There are possible explanations for these findings between anemia and diastolic dysfunction in hypertensive patients. Low hemoglobin reduces systemic vascular resistance as a result of blood viscosity and enhanced nitric oxide-mediated vasodilation. This vasodilation lowers the blood pressure and subsequently stimulates the baroreceptor mediated neurohormonal activation. Adaptation to an anemic state involves augmentation of the cardiac index and stroke volume.17) This overall increase in sympathetic and inotropic activity places additional stress on the myocardium, perhaps leading to remodeling of the myocytes and vasculature and possible aggravation of vascular damages in hypertensive patients. In addition, studies on the coronary blood flow in anemic patients have shown a decrease in myocardial oxygen consumption, despite an increase in myocardial workload and oxygen extraction.18) Oxygen demand and supply mismatch can lead to myocardial ischemia and result in diastolic dysfunction.
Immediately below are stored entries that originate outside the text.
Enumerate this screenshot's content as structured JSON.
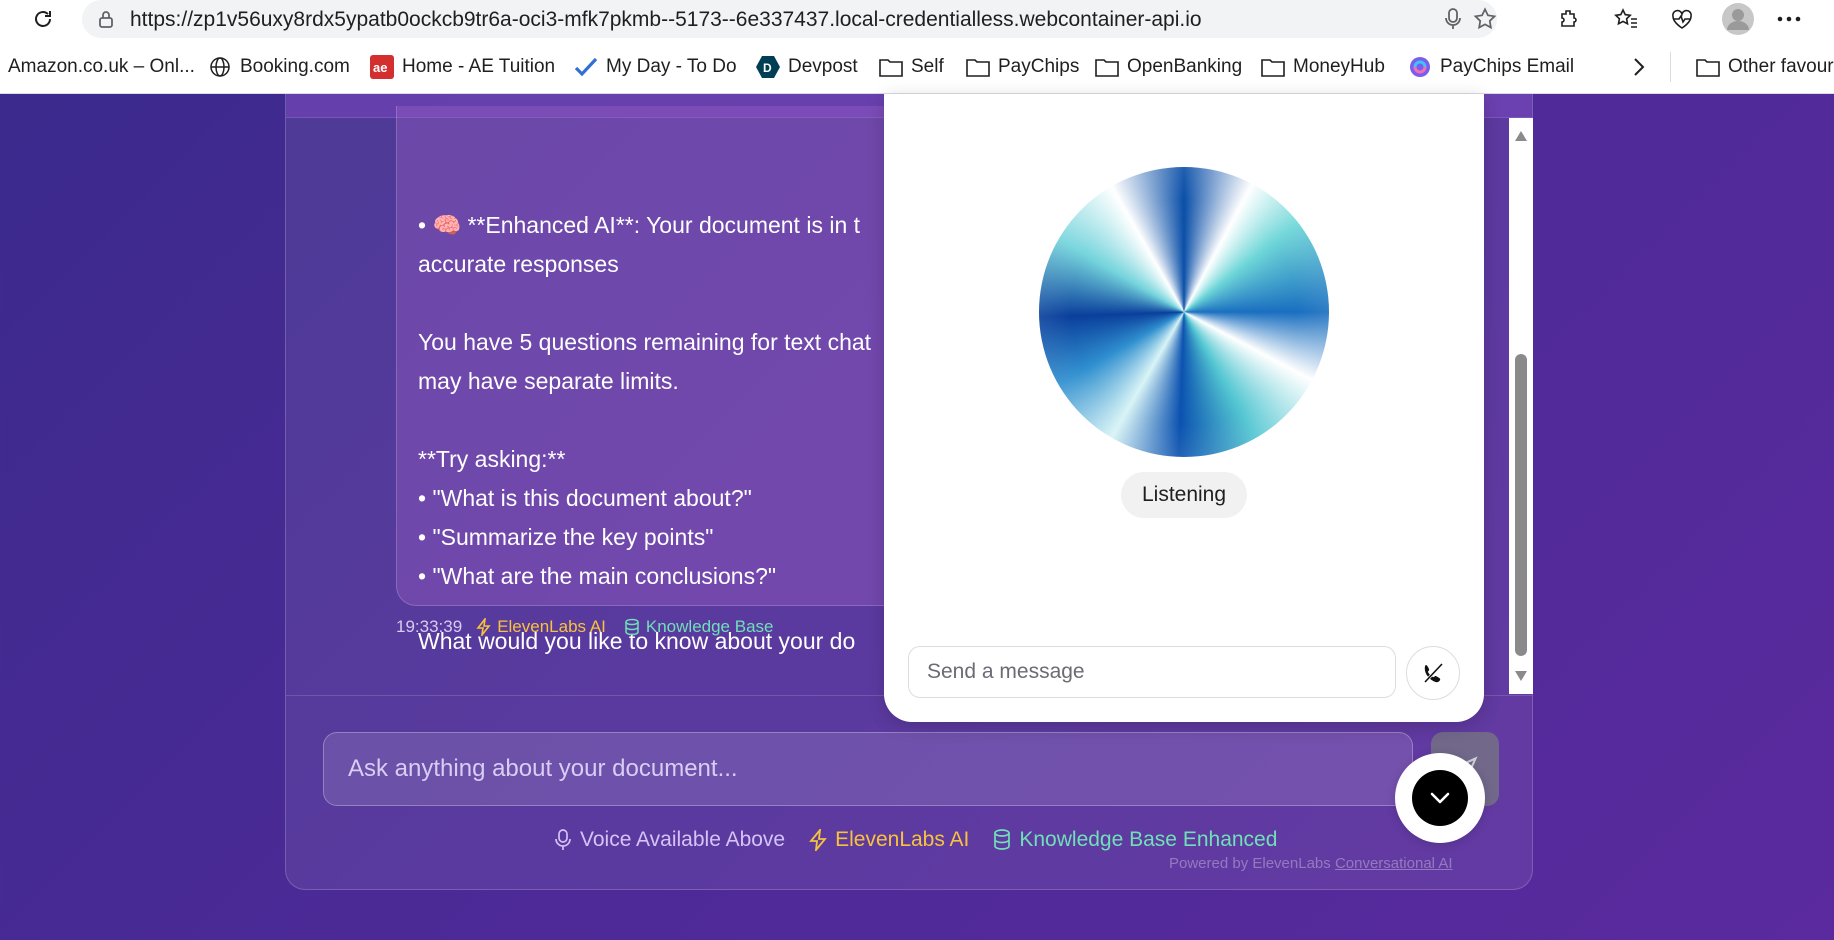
{
  "browser": {
    "url": "https://zp1v56uxy8rdx5ypatb0ockcb9tr6a-oci3-mfk7pkmb--5173--6e337437.local-credentialless.webcontainer-api.io",
    "bookmarks": [
      {
        "label": "Amazon.co.uk – Onl...",
        "icon": "amazon-icon"
      },
      {
        "label": "Booking.com",
        "icon": "globe-icon"
      },
      {
        "label": "Home - AE Tuition",
        "icon": "ae-logo-icon"
      },
      {
        "label": "My Day - To Do",
        "icon": "checkmark-icon"
      },
      {
        "label": "Devpost",
        "icon": "devpost-icon"
      },
      {
        "label": "Self",
        "icon": "folder-icon"
      },
      {
        "label": "PayChips",
        "icon": "folder-icon"
      },
      {
        "label": "OpenBanking",
        "icon": "folder-icon"
      },
      {
        "label": "MoneyHub",
        "icon": "folder-icon"
      },
      {
        "label": "PayChips Email",
        "icon": "copilot-icon"
      },
      {
        "label": "Other favourites",
        "icon": "folder-icon"
      }
    ]
  },
  "chat": {
    "message_lines": [
      "• 🧠 **Enhanced AI**: Your document is in t",
      "accurate responses",
      "",
      "You have 5 questions remaining for text chat",
      "may have separate limits.",
      "",
      "**Try asking:**",
      "• \"What is this document about?\"",
      "• \"Summarize the key points\"",
      "• \"What are the main conclusions?\"",
      "",
      "What would you like to know about your do"
    ],
    "timestamp": "19:33:39",
    "source_ai": "ElevenLabs AI",
    "source_kb": "Knowledge Base",
    "input_placeholder": "Ask anything about your document...",
    "footer": {
      "voice": "Voice Available Above",
      "ai": "ElevenLabs AI",
      "kb": "Knowledge Base Enhanced"
    },
    "powered_prefix": "Powered by ElevenLabs ",
    "powered_link": "Conversational AI"
  },
  "widget": {
    "status": "Listening",
    "input_placeholder": "Send a message"
  },
  "colors": {
    "accent_ai": "#f8c23c",
    "accent_kb": "#6fe0b8",
    "background": "#4b2a96"
  }
}
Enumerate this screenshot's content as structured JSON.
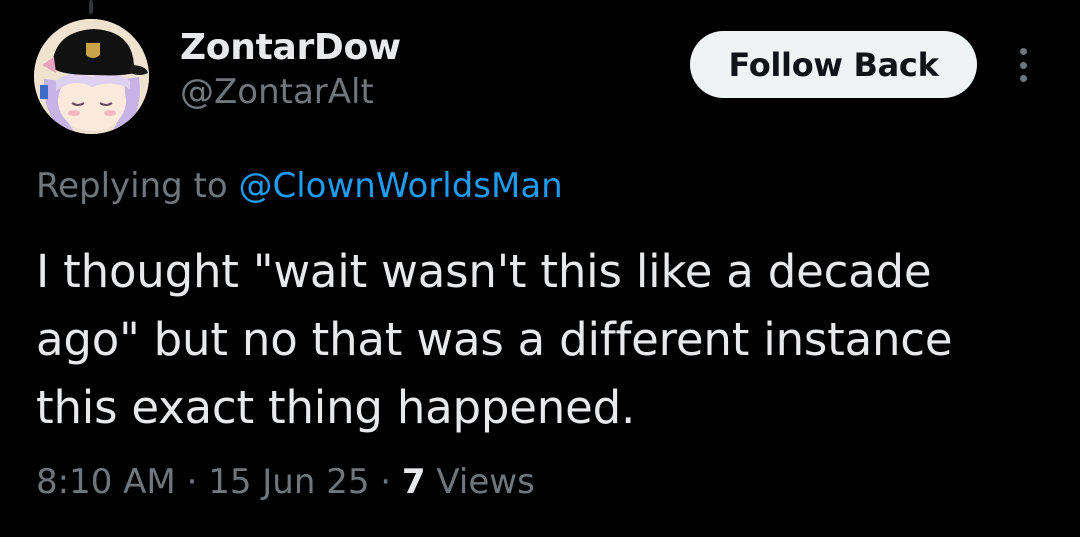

The present study has certain limitations that need to be taken into account. First, this is a cross-sectional study, so we cannot present the long term follow-up data or the result after correction of anemia. Recent studies indirectly support the benefit of treating mild anemia in high risk hypertensive patients with chronic heart failure and chronic kidney disease.19) Second, because the duration and severity of hypertension are not known in the patient group, the influence of these factors on LV mass and diastolic function cannot be assessed in this study. Third, due to the relatively small number of study subjects, the effect of other associated risk factors including obesity and advanced age cannot be clearly elucidated. However, age and BMI were not different between the anemic and non-anemic patients and in multivariate logistic analysis, LV filling pressure was demonstrated to significantly associated with anemia even after adjusting for renal insufficiency. Finally, because our participants were composed of newly diagnosed hypertensive patients, these results may not be applied uncritically to other disease groups.